[DJ Hicks is a recent graduate of Houston Baptist University and the Athletic Lab Coaches Mentorship at Athletic Lab. DJ is currently an assistant coach at Valparaiso University]
“Plans are nothing; planning is everything.” -Dwight D. Eisenhower
Race strategies exist for the purpose of maximizing an individual athlete’s specific qualities in order to enhance his or her potential for success in any given race. Those who excel in “turnover” are oftentimes instructed to take a commanding lead early on in order to establish position, whereas those who possess other endurance-based qualities may prefer to begin a race in a much more conservative manner and come on strong towards the end.
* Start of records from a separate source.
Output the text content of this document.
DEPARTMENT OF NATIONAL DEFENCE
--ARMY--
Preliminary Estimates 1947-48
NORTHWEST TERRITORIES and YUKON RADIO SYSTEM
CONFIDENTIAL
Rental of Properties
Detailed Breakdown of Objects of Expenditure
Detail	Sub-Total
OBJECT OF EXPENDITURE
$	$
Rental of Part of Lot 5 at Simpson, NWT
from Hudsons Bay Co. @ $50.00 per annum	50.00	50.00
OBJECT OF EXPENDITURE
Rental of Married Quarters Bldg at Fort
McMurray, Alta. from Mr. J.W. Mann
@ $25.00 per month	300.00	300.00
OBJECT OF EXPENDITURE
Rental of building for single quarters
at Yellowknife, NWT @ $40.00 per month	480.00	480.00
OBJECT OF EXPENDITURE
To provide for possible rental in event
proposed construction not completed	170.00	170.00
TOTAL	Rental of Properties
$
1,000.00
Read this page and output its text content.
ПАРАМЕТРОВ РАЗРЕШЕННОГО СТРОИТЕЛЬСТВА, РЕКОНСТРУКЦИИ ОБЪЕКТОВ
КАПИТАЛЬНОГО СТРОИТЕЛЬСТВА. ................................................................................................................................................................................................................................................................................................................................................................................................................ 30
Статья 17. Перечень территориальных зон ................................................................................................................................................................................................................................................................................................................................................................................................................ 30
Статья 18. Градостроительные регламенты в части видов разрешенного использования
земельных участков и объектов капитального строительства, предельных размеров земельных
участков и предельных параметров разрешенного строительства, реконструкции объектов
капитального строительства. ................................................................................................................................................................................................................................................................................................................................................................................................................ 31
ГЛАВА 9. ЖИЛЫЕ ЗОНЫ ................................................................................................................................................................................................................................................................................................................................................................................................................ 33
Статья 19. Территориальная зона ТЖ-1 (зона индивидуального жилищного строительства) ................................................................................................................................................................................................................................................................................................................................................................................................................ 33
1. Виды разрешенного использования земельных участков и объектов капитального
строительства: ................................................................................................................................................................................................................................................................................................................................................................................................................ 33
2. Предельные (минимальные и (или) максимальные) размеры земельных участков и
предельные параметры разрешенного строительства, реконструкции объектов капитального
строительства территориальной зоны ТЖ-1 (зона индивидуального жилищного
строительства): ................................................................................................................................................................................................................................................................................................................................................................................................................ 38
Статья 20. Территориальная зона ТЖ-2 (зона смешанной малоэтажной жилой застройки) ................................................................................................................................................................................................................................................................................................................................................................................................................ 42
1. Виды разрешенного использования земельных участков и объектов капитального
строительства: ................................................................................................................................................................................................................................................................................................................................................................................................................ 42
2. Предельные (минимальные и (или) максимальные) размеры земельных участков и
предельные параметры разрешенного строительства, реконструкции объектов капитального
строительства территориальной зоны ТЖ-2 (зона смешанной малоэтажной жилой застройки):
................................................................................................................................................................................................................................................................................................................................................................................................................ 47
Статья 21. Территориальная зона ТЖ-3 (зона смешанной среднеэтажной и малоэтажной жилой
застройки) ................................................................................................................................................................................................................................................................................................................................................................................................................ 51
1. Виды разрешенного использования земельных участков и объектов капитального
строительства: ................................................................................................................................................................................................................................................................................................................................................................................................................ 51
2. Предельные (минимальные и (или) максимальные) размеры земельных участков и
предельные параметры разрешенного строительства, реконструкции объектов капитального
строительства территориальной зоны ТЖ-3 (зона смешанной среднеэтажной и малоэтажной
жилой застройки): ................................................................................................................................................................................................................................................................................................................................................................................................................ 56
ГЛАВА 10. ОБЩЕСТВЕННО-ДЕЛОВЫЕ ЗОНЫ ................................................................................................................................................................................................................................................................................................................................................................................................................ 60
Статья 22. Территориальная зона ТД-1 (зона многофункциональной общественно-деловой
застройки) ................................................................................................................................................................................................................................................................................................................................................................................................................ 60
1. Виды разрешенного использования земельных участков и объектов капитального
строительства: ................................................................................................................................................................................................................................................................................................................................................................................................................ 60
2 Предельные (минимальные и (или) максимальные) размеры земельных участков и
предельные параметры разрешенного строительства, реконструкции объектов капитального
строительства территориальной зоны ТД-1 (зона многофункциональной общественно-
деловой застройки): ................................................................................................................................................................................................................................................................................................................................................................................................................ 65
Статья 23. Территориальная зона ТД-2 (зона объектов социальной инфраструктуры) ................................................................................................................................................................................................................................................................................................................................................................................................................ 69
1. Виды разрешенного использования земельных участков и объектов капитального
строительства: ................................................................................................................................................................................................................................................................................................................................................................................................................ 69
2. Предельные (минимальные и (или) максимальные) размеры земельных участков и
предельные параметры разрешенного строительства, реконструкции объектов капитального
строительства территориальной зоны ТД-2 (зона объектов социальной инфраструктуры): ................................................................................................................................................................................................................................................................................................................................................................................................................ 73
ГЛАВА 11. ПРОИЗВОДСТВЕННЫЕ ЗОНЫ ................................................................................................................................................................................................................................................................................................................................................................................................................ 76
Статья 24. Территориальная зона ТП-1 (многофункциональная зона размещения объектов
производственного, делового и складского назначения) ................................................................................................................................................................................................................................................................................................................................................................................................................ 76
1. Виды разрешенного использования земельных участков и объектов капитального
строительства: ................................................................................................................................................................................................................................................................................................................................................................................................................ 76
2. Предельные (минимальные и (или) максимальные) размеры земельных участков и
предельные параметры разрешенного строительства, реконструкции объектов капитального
Regardless of method, the goal is always to cover the set distance in the fastest and most efficient way possible, and the best way to reach this goal is determined by each athlete’s individual strengths.
The problem is that race strategies rarely go according to plan. Races can get taken out either too slow or too fast, staggers are broken quickly in the 200 and 400m, runners get boxed in, and factors such as wind and weather affect performance. These issues occur frequently and can lead to a runner feeling uncomfortable. Once a runner is uncomfortable or unsure about the way a race is going, two choices present themselves: stick to the plan or adapt.
In most cases, sticking to a well-thought-out plan is a good idea. Who cares if an inside runner breaks the stagger quickly or if the race is taken out too fast? Trust your training and run your race. However, when issues like boxes and unfavorable wind occur, the ability to adapt is crucial.
Because athletes rarely get their ideal conditions on race day, having the ability to adapt outside of one’s comfort zone is key. Repeatedly practicing a single strategy may provide athletes with a feeling of familiarity or comfort, but experimenting with different race strategies is the best way to improve adaptability. Additionally, embracing opportunities to practice in unfavorable weather conditions can prove helpful in the long run. On race day, not every starter will turn the 100/110mh the opposite direction because of the nasty 20mph head wind and not every race will allow you to run the way you trained.
It’s not about having an exact remedy for any issue that might arise on race day, but about possessing the ability to successfully manage whatever obstacle presents itself. By preparing for unfavorable conditions, athletes will know the best method for maximizing their performance on race day.